I’ve started to read the volume of Christophe Guignard, La lettre de Julius Africanus à Aristide sur la généalogie du Christ, De Gruyters (2011). It’s full of good things, like a well-baked cake in which every bite includes a nut or a raisin. I have, so far, merely nibbled at it. It is, in truth, a formidably expensive volume at $210.
Now I bought the volume at half price at the Oxford Patristics Conference, after Dr. Guignard came to the stall where I was selling copies of the text and English translation of my Eusebius, Gospel Problems and Solutions (=Gospel Questions). But thereby hangs a tale. For I find that I was only just in time. Today a correspondent writes to say that he was also at the conference, and had gone out to a leisurely lunch with Dr. G. My friend rushed back to the De Gruyter stall to buy the book, only to find that “some slyboots” — me! — had made off with the only display copy of the book. Fortune favours the brave! But probably De Gruyter will honour conference prices, if asked.
I’m not that interested in the letter of Africanus. But the process of retrieving its fragments takes us over all sorts of sources for early Christian bible commentaries. It is, in truth, very interesting indeed and full of nuggets of information. It’s the polished version of a PhD thesis, which will amaze many who have seen anglophone dissertations. But it makes most of those look babyish. Evidently French theses achieve a level simply unknown to UK and American PhD supervisors. The notes make clear a level of reading and knowledge far beyond my own, and I hope to give you, in translation, some bits of the book which will be of general interest.
For this evening, I thought that I would give you a bit of the foreword in my own English translation, as I found myself translating it as I read last night.

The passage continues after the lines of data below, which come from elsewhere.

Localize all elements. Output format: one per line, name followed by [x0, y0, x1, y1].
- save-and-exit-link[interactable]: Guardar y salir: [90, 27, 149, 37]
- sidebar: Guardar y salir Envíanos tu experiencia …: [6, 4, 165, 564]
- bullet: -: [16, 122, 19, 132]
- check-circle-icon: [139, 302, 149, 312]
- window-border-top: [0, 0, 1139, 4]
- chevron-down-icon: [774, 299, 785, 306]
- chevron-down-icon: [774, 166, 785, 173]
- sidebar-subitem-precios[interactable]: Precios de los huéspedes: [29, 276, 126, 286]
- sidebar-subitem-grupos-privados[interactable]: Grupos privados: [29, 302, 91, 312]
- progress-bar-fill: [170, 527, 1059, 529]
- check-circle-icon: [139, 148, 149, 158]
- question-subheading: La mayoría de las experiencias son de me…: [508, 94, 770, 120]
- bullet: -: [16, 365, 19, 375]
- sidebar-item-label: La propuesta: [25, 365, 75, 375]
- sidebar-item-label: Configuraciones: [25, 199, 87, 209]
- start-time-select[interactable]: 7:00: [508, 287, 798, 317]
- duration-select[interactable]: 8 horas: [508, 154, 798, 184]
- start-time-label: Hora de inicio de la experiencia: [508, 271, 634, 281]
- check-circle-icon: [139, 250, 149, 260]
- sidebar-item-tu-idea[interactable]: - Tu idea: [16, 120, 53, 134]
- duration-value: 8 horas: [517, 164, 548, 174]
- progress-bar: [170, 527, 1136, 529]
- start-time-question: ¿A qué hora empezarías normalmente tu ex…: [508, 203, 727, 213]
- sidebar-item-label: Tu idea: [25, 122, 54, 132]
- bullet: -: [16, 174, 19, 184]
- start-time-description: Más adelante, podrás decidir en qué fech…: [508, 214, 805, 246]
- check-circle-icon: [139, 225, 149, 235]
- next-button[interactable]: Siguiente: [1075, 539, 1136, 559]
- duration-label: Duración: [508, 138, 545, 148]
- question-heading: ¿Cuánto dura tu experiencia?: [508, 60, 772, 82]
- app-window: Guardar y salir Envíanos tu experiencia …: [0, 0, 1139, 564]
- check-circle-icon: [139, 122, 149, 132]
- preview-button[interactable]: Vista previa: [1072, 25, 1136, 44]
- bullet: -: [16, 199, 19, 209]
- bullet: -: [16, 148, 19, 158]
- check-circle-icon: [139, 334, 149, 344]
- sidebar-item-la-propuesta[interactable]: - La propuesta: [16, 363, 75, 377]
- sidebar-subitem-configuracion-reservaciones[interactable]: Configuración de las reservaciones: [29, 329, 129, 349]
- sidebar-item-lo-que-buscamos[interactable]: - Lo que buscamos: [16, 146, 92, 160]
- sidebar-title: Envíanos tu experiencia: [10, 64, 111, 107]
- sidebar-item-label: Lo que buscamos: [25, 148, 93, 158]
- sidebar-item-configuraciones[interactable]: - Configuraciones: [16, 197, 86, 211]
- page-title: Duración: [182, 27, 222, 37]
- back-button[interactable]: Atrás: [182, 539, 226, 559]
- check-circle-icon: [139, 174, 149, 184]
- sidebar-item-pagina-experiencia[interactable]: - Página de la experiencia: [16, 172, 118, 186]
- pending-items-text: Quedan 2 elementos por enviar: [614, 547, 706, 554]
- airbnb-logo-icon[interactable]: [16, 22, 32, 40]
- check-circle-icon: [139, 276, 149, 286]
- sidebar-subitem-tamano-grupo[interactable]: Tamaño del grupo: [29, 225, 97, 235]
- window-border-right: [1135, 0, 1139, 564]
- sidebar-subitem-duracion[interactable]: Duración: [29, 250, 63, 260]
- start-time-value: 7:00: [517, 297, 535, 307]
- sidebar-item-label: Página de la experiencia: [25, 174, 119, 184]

The present work is a lightly reworked version of my doctoral thesis in protestant theology and Greek and Latin philology, completed at the universities of Strasbourg and Bari under the direction of professors Rémi Gounelle and Luciano Canfora, and submitted at Strasbourg on the 28 September 2009.
After I had started with the religious problem posed by the simultaneous coexistence of pagan and Christian elements within the Africanian corpus in my final thesis for theology studies, Julius Africanus: Réexamen d’une énigme (under the direction of prof. Eric Junod, Lausanne, 2004), I at first considered the project of composing for this author a comprehensive study, both biographical and literary. Very soon, however, the Letter to Aristides attracted my interest. Claudio Zamagni, that great scholar of the subject, had already drawn my attention to the presence of new extracts of the text in the Syriac tradition of the Gospel questions of Eusebius of Caesarea. The attribution of the fragments, in two independent branches of the tradition, which not only had remained unknown to the last editor of the letter, W. Reichardt, but also did not fit into the system, on the basis of which he had constructed his edition, convinced me of the necessity to undertake afresh and extend the study of the tradition of the text. To my great surprise, this process has allowed me to bring to light an unpublished fragment of the Greek, since I was convinced that all the materials for the Greek text had already been identified. This discovery significantly altered the direction of my research, since, more than ever, it was necessary to give a fresh edition of the text. Such is therefore the first aim of this work, but, since the text has never been translated as a whole, I have thought it useful to add to it a French translation, as well as a study, in part on the polemical context within which the letter of Africanus was written, and on the other hand on the argumentation which the author deploys to support his arguments and the origin of the traditions which he invokes.
The introduction continues with Dr. Guignard’s thanks to the various people and institutions who made this study possible. All of them, in truth, should be proud to be associated with it. It is truly excellent. More later.
Thank you very much Roger. Unlike you it is seems I am very interested in the letter of Africanus (Markische isn’t even sure his name is really ‘Sextus’). But the idea that someone has discovered original fragments is terribly exciting. Africanus is such an incredibly interesting figure. I might have to shell out the $210 to get this book.
It’s amazing that French theses are so much superior to our own when I find so much of their scholarship is so superficial. But then again it might be just a matter of taste.